Non si pensi però ad una magistratura totalmente succube del regime; lo
dimostrano le numerose circolari ministeriali o dei procuratori generali che
lamentavano un’eccessiva mitezza nelle pene applicate per reati considerati
“sensibili” dal regime (per es. per offese al capo del governo, i reati a
contenuto sovversivo, i reati annonari), invitavano per questi reati ad
escludere la concessione di attenuanti e chiedevano di non iniziare neppure
l’azione penale se si riteneva che il processo potesse concludersi con
un’assoluzione o l’inflizione di una pena troppo mite.
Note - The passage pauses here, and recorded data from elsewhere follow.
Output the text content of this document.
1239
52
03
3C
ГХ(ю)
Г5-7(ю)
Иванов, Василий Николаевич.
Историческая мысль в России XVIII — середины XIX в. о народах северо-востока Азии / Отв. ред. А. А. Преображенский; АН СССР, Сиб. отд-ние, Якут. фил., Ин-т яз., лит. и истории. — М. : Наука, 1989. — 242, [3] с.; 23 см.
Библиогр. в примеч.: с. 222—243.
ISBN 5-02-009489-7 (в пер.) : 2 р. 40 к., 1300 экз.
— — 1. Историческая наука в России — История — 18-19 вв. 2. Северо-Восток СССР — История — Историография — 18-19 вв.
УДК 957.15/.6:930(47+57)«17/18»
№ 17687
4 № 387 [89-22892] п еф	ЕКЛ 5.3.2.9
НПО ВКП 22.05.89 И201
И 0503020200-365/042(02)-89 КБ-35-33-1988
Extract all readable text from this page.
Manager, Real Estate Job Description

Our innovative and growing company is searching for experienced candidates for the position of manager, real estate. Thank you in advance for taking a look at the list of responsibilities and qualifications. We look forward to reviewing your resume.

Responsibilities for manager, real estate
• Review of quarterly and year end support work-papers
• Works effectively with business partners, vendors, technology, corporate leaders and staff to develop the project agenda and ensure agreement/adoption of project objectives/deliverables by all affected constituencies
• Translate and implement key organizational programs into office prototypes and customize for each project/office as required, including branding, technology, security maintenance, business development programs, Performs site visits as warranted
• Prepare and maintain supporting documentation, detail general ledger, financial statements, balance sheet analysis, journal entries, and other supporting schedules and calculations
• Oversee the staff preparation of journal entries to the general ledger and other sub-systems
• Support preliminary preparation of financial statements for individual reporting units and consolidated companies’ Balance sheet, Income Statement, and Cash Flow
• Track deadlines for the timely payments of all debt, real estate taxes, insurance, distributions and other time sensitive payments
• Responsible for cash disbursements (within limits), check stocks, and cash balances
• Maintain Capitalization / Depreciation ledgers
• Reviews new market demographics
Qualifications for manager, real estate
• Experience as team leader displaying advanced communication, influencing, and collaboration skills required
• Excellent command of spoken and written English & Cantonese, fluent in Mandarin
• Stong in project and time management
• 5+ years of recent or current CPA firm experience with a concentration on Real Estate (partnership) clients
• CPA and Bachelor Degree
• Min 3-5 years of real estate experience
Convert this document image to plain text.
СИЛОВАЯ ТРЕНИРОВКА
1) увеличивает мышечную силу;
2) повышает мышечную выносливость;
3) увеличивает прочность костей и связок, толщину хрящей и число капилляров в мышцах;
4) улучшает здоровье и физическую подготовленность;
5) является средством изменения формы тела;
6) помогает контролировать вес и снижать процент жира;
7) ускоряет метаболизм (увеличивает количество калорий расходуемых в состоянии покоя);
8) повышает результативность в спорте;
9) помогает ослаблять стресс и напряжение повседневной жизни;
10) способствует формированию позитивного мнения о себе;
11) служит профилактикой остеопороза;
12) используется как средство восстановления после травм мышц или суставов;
Lo dimostra inoltre
lo spostamento, da Roma a Chieti, del processo per l’omicidio di Giacomo
Matteotti essendo stata, la seconda sede, evidentemente ritenuta più
benevola e “affidabile” rispetto a quella romana.

Ma v’è un’altra ragione che fa ritenere che il regime non si fidava
integralmente della magistratura ordinaria: nel 1926 fu istituito - con la
legge contenente provvedimenti per la difesa dello Stato che segnò
definitivamente la svolta dittatoriale del regime – il Tribunale speciale
per la difesa dello Stato al quale fu attribuita la competenza a giudicare
di tutti i reati che in qualche modo riguardavano la repressione dei reati
contro lo Stato e per il contrasto del dissenso nei confronti del regime. Fu
reintrodotta la pena di morte che, dal tribunale speciale, fu applicata in
circa quaranta casi.

 

Paradossalmente, in questo clima di conformismo, l’immagine della
magistratura esce invece nobilitata da quanto avvenuto nel periodo
successivo e nelle parti d’Italia sotto l’occupazione tedesca e il  governo
etero diretto della rsi. Ovviamente anche in questo periodo vi furono casi
non isolati di esplicita adesione o di opportunismo nei confronti del nuovo
regime soprattutto da parte degli alti gradi della magistratura ed in
particolare dei componenti della nuova cassazione che aveva sede a Brescia.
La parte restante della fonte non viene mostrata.